Despite the contractor claiming to have previously installed more than 400 battery systems
for satisfied customers I came to believe he had never done one before. Last month
the third battery was supplied and under threat of action through the Small
Claims Court a fourth was provided free of charge in compensation for the
failure to install them to the contracted timetable.
My handiwork has been inspected by a qualified electrician who said it was the
neatest battery installation he had ever seen which will be down to me taking more than a
month to do it and not rushing it through in a day as a professional would do.
However all is not entirely well. The batteries charge when they should and discharge as demanded by the household
load but I do not understand all the settings available
to the Inverter and it is obvious I am not getting the best out of the system.
There have been something like ten broken appointments by the company’s alleged
expert including last Thursday and yesterday. I think the next move will be to
offer £1,000 to anyone who can successfully set the system up properly and allow
me to control it from my phone. Then go back to the Small Claims Court.
The good news (?) is that the price of batteries has jumped up since I bought mine
in August and four currently retail for more money than I paid for the whole installation plus inverter.
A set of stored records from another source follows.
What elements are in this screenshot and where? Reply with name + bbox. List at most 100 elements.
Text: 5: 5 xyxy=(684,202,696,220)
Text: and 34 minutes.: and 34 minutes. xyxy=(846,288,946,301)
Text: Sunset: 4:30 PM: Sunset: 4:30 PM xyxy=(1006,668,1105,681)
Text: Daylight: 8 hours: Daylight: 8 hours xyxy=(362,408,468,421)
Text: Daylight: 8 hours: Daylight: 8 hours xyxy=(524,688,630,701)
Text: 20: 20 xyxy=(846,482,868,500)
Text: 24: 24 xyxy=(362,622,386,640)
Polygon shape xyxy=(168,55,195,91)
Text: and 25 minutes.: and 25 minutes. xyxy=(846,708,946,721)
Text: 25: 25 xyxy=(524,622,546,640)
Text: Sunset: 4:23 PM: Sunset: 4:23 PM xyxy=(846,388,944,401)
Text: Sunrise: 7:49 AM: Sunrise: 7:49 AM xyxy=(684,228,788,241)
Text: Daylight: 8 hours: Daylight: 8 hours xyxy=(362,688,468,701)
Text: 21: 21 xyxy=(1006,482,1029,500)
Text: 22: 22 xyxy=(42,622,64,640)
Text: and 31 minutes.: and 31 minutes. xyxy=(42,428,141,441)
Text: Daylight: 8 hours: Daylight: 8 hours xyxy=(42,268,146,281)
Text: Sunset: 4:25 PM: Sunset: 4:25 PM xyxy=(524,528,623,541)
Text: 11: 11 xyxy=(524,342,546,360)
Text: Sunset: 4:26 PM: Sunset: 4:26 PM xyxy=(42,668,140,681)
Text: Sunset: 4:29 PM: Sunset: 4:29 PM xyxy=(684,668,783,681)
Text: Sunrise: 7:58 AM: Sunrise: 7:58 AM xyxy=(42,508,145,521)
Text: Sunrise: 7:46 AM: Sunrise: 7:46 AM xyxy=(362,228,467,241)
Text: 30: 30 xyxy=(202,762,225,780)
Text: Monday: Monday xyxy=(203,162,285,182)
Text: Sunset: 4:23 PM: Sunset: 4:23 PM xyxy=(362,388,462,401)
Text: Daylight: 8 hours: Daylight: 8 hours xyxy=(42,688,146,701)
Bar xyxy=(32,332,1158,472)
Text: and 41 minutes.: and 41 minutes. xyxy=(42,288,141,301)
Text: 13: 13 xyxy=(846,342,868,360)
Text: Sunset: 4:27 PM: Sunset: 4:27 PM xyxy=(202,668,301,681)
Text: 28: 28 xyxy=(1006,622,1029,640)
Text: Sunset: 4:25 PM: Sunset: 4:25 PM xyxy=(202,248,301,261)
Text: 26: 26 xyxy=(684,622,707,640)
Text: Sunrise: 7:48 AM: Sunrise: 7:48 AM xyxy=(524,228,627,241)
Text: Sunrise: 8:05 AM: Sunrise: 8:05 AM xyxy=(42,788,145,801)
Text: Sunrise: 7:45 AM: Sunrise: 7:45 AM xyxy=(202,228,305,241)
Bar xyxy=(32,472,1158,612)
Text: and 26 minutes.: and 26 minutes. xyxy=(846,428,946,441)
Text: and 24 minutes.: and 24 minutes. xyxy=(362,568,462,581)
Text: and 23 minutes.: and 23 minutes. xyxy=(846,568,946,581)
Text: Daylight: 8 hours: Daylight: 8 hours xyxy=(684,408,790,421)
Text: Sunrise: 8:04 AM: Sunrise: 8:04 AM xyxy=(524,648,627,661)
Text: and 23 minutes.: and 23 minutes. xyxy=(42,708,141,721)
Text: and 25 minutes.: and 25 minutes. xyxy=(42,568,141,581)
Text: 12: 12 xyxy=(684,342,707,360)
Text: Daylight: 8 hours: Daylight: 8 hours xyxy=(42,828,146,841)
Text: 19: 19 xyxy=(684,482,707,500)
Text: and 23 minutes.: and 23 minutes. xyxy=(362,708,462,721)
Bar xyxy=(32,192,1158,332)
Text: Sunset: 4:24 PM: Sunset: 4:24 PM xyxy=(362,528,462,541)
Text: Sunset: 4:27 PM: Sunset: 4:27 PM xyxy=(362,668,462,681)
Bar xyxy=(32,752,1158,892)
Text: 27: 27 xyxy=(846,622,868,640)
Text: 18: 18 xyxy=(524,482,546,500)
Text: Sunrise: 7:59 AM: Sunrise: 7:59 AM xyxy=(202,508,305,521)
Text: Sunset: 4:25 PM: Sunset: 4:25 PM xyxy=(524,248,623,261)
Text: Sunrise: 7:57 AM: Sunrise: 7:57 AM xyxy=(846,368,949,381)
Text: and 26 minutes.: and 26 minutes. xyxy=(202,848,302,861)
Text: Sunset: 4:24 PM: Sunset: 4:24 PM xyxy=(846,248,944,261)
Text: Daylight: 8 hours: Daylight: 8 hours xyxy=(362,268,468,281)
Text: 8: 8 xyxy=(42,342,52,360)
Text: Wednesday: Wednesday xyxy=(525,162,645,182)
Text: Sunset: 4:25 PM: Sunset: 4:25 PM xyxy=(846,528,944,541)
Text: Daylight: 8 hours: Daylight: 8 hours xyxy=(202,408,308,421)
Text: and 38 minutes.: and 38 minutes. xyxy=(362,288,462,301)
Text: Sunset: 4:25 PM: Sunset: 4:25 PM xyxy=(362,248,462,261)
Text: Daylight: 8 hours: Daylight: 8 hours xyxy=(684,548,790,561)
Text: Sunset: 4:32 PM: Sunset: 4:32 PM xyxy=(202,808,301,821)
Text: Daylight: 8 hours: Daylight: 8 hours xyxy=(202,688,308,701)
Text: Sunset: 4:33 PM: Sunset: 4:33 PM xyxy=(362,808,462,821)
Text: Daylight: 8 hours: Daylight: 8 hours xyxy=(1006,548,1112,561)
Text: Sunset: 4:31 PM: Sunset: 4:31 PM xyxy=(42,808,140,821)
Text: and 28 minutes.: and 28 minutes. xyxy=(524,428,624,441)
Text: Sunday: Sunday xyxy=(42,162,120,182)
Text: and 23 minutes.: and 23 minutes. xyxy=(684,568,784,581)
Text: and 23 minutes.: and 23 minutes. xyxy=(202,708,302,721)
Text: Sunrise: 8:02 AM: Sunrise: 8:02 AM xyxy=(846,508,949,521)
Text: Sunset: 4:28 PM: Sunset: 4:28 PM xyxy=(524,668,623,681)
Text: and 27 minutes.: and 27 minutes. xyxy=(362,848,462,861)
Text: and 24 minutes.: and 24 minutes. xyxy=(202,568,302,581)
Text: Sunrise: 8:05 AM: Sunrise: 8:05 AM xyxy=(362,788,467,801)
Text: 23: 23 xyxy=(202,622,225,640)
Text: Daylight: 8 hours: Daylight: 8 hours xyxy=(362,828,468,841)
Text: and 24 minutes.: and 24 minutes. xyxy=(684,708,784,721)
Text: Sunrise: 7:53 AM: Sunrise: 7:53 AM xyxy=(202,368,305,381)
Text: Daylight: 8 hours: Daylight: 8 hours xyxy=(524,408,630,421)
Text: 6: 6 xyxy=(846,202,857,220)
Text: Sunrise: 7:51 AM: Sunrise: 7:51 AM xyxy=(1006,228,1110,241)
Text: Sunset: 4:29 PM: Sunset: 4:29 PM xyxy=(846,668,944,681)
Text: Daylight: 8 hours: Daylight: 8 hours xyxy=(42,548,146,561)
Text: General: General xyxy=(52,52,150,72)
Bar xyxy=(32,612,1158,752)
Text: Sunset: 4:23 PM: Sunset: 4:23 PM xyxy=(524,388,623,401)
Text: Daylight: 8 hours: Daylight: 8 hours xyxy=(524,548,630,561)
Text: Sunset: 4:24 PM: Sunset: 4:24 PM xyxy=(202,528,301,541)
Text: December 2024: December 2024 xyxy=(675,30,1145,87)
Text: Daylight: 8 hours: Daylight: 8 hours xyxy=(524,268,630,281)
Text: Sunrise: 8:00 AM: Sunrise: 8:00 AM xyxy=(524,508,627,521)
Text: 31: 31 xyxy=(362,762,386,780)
But are they saving any money?
Definitely. All my electricity is now bought at the cheap overnight rate. My
consumption so far today has been 16 kilowatt hours and it won’t go up any more
because the batteries will take the load. Preceding days’ consumption has been 36, 36, 8, 7, 27, 30, 15 and 7 kilowatt
hours, the wide variation being dependent on whether I charged the car or was not at home.
Thanks to the foul weather the solar panels have produced almost nothing.
182 kilowatts at a little over 11 pence per kilowatt hour (overnight rate) compared with the capped
rate of 34 pence translates to a £40 saving in nine days (the extent of the
Smart Meter’s history) and well over £100 a month. At the price I paid for the
system the payback period based on those nine days will be less than four years. In practice longer because
Christmas has seen more car use.
But to a techno-nerd the outlay has provided a degree of
techno-fun.
Notes: As you can see my energy supplier has been slow to recognise the economies made.
The batteries are 3·5 kilowatt hour units and four is more than enough to keep the house
running all day.
I am still using my 69 year old soldering iron.
Current Wars is a 2017 movie with some scenes filmed in Belvedere’s Crossness sewage works.